Lenton Croft was a large, desultory sort of house, nowhere more than three floors high, and mostly only two.  It had been added to bit by bit, till it zigzagged about its site, as Sir James Norris expressed it, “like a game of dominoes.”  Hewitt scrutinized its external features carefully as they strolled around, and stopped some little while before the windows of the two bed-rooms he had just seen from the inside.  Presently they approached the stables and coach-house, where a groom was washing the wheels of the dog-cart.

“Do you mind my smoking?” Hewitt asked Sir James.  “Perhaps you will take a cigar yourself—­they are not so bad, I think.  I will ask your man for a light.”
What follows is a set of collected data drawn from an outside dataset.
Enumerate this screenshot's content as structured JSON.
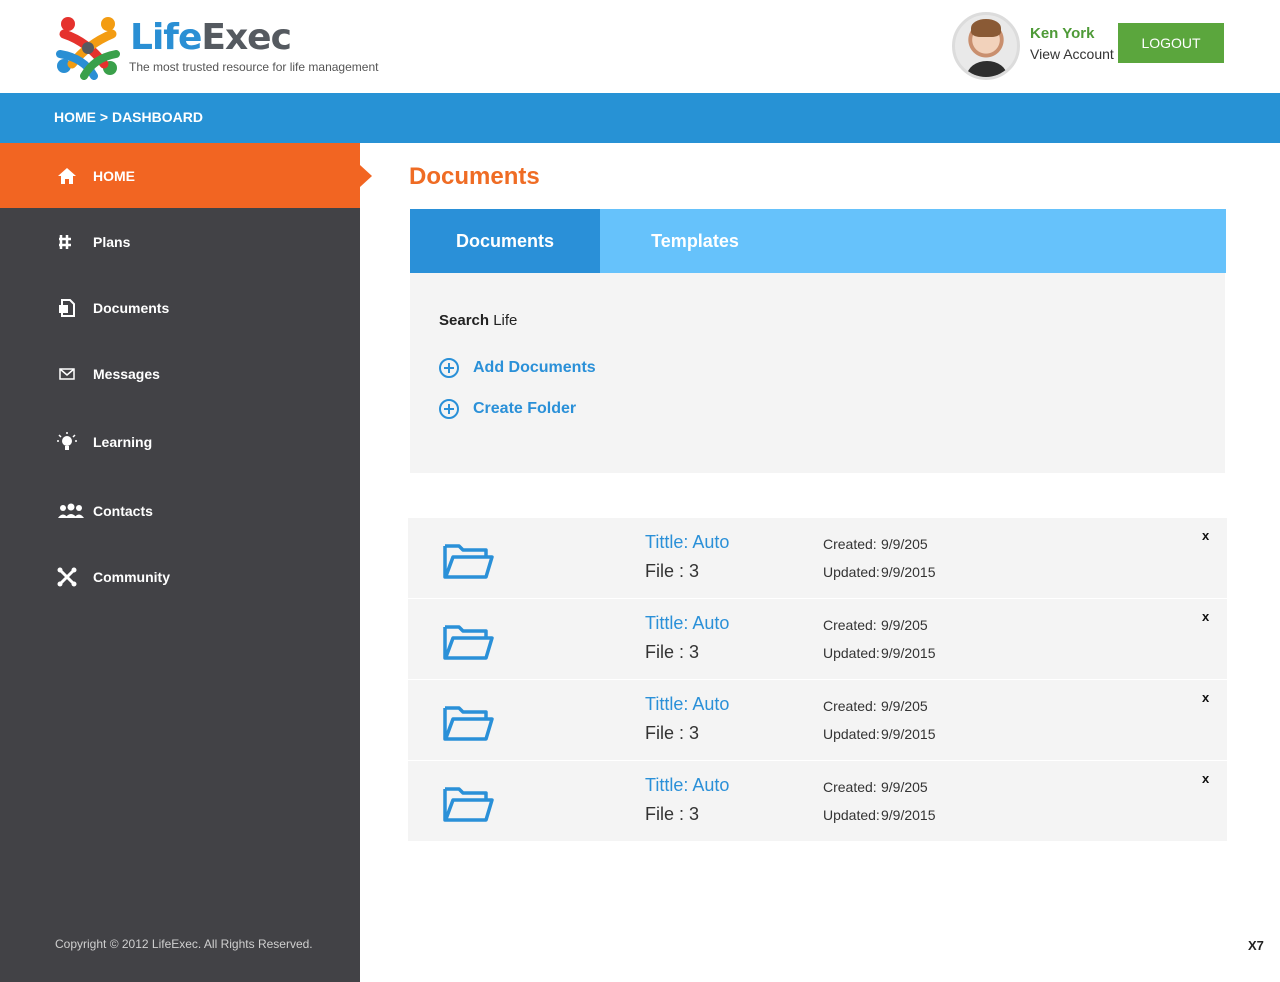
{
  "header": {
    "logo_part1": "Life",
    "logo_part2": "Exec",
    "tagline": "The most trusted resource for life management",
    "user_name": "Ken York",
    "view_account": "View Account",
    "logout_label": "LOGOUT"
  },
  "breadcrumb": "HOME > DASHBOARD",
  "sidebar": {
    "items": [
      {
        "label": "HOME",
        "icon": "home-icon",
        "active": true
      },
      {
        "label": "Plans",
        "icon": "plans-icon"
      },
      {
        "label": "Documents",
        "icon": "documents-icon"
      },
      {
        "label": "Messages",
        "icon": "envelope-icon"
      },
      {
        "label": "Learning",
        "icon": "lightbulb-icon"
      },
      {
        "label": "Contacts",
        "icon": "people-icon"
      },
      {
        "label": "Community",
        "icon": "community-icon"
      }
    ],
    "copyright": "Copyright © 2012 LifeExec. All Rights Reserved."
  },
  "main": {
    "title": "Documents",
    "tabs": [
      {
        "label": "Documents",
        "active": true
      },
      {
        "label": "Templates"
      }
    ],
    "search_label_bold": "Search",
    "search_label_rest": " Life",
    "actions": [
      {
        "label": "Add Documents"
      },
      {
        "label": "Create Folder"
      }
    ],
    "documents": [
      {
        "title": "Tittle: Auto",
        "file": "File : 3",
        "created_label": "Created:",
        "created": "9/9/205",
        "updated_label": "Updated:",
        "updated": "9/9/2015"
      },
      {
        "title": "Tittle: Auto",
        "file": "File : 3",
        "created_label": "Created:",
        "created": "9/9/205",
        "updated_label": "Updated:",
        "updated": "9/9/2015"
      },
      {
        "title": "Tittle: Auto",
        "file": "File : 3",
        "created_label": "Created:",
        "created": "9/9/205",
        "updated_label": "Updated:",
        "updated": "9/9/2015"
      },
      {
        "title": "Tittle: Auto",
        "file": "File : 3",
        "created_label": "Created:",
        "created": "9/9/205",
        "updated_label": "Updated:",
        "updated": "9/9/2015"
      }
    ],
    "close_glyph": "x"
  },
  "corner_label": "X7",
  "colors": {
    "brand_blue": "#2792d5",
    "accent_orange": "#f26522",
    "sidebar_bg": "#424246",
    "logout_green": "#5ba63d",
    "tab_light": "#66c2fb"
  }
}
Sir James felt for his own match-box, but Hewitt had gone, and was lighting his cigar with a match from a box handed him by the groom.  A smart little terrier was trotting about by the coach-house, and Hewitt stooped to rub its head.  Then he made some observation about the dog, which enlisted the groom’s interest, and was soon absorbed in a chat with the man.  Sir James, waiting a little way off, tapped the stones rather impatiently with his foot, and presently moved away.

For full a quarter of an hour Hewitt chatted with the groom, and, when at last he came away and overtook Sir James, that gentleman was about re-entering the house.

“I beg your pardon, Sir James,” Hewitt said, “for leaving you in that unceremonious fashion to talk to your groom, but a dog, Sir James—­a good dog—­will draw me anywhere.”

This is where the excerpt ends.